= Jerry Markham =

American academic

Jerry W. Markham is a professor at the Florida International University College of Law, and a legal scholar on business organizations and securities regulation in the United States. He has been quoted or cited as an expert on the regulation of financial and commodities markets in a wide variety of news sources, and his three-volume collection, A Financial History of the United States, has also been cited authoritatively.

==Education and professional activities==
Markham received a B.S. from Western Kentucky University, and attended law school at the University of Kentucky College of Law, where he served as editor-in-chief of the Kentucky Law Journal, and was named to the Order of the Coif. He later received an LL.M. from the Georgetown University Law Center.
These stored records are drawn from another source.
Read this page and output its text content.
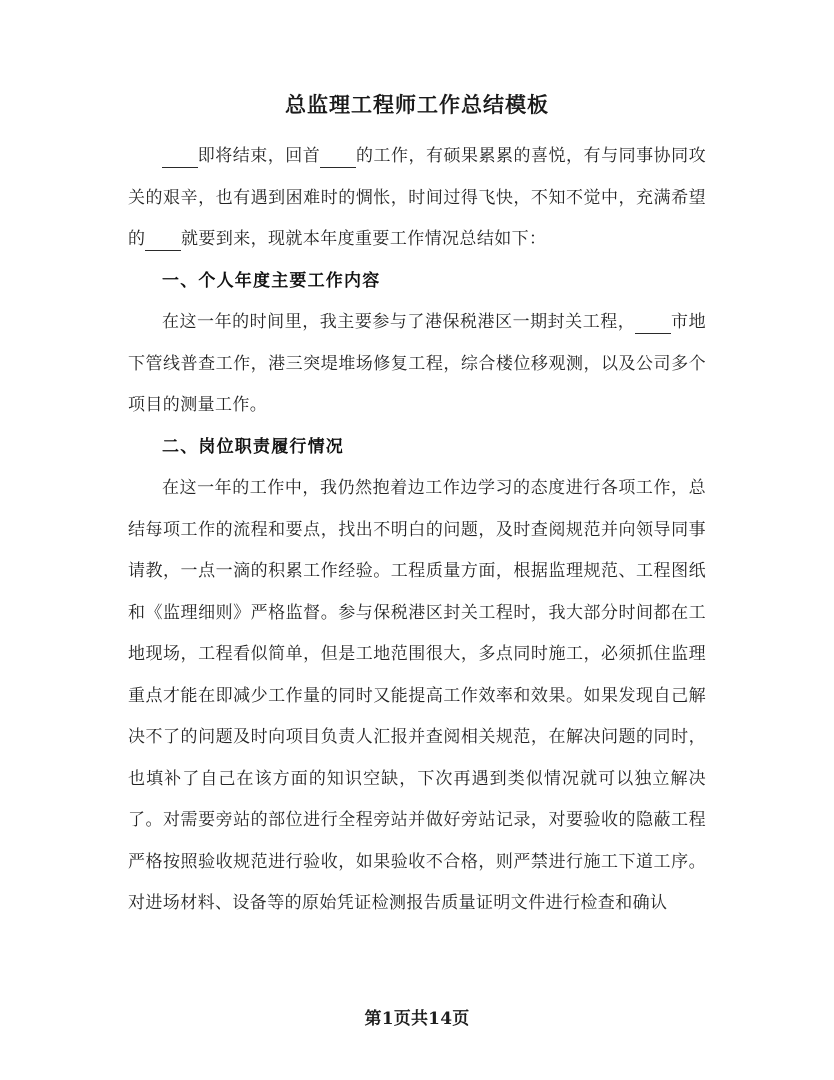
总监理工程师工作总结模板

即将结束，回首 的工作，有硕果累累的喜悦，有与同事协同攻关的艰辛，也有遇到困难时的惆怅，时间过得飞快，不知不觉中，充满希望的 就要到来，现就本年度重要工作情况总结如下：

一、个人年度主要工作内容

在这一年的时间里，我主要参与了港保税港区一期封关工程， 市地下管线普查工作，港三突堤堆场修复工程，综合楼位移观测，以及公司多个项目的测量工作。

二、岗位职责履行情况

在这一年的工作中，我仍然抱着边工作边学习的态度进行各项工作，总结每项工作的流程和要点，找出不明白的问题，及时查阅规范并向领导同事请教，一点一滴的积累工作经验。工程质量方面，根据监理规范、工程图纸和《监理细则》严格监督。参与保税港区封关工程时，我大部分时间都在工地现场，工程看似简单，但是工地范围很大，多点同时施工，必须抓住监理重点才能在即减少工作量的同时又能提高工作效率和效果。如果发现自己解决不了的问题及时向项目负责人汇报并查阅相关规范，在解决问题的同时，也填补了自己在该方面的知识空缺，下次再遇到类似情况就可以独立解决了。对需要旁站的部位进行全程旁站并做好旁站记录，对要验收的隐蔽工程严格按照验收规范进行验收，如果验收不合格，则严禁进行施工下道工序。对进场材料、设备等的原始凭证检测报告质量证明文件进行检查和确认

第1页共14页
Before entering academia, Markham was secretary and counsel of Cboe Global Markets, chief counsel, Division of Enforcement of the United States Commodity Futures Trading Commission, an attorney for the United States Securities and Exchange Commission, and a partner with the international firm of Rogers & Wells (now Clifford Chance) in Washington, D.C.

==Scholarship==
Markham has written and taught in the areas of corporate finance, banking, commodities trading, securities and international trade law. He is currently a professor of law at the Florida International University College of Law. Markham was previously a member of the law faculty at the University of North Carolina, where he taught for twelve years, and prior to that was an adjunct professor at the Georgetown University Law Center for ten years.

Markham authored a three-volume financial history of the United States that was selected as a Choice Outstanding Academic Title in 2002. He has co-authored four casebooks on corporate law and banking regulation, has published a two-volume treatise and a history book on the law of commodity futures regulation, and was the principal coauthor of a two-volume treatise on securities regulation. More recently, he authored a book on the Enron and other financial scandals that followed the market downturn in 2000.

Markham has been a lecturer at the Université Jean Moulin in Lyon, France, and also has lectured in Sydney, Warsaw, Beijing, Mexico City, Montevideo, Fukuoka, and Bangkok.

==Works==

===Treatises===
- The History of Commodity Futures Trading and Its Regulation (1987)
- A Financial History of the United States (2002; in three volumes)
- A Financial History of Modern U.S. Corporate Scandals: From Enron to Reform (2006)
- Broker Dealer Operations Under Securities and Commodities Law (1995; with Thomas Lee Hazen)
- Broker-dealer Operations and Regulation Under Securities and Commodities Laws (2002; with Thomas Lee Hazen)

===Textbooks===
- Commodities Regulation: Fraud, Manipulation & Other Claims (1987; Clark Boardman Callaghan)
- Mergers, Acquisitions and Other Business Combinations: Cases and Materials (2003; with Thomas Lee Hazen)
- Corporations and Other Business Enterprises: Cases and Materials (2003, 2006; with Thomas Lee Hazen)
- Regulation of Bank Financial Service Activities: Cases and Materials (2004; with Lissa Lamkin Broome)
- Corporate Finance: Cases and Materials (2004; with Thomas Lee Hazen)

===Law-Review Articles===
- Jerry W. Markham, U.S. Securities and Exchange Commission and the "Deep Administrative State": A Case Study of Its ESG Rules, 14 AM. U. BUS. L. REV. 151 (2024).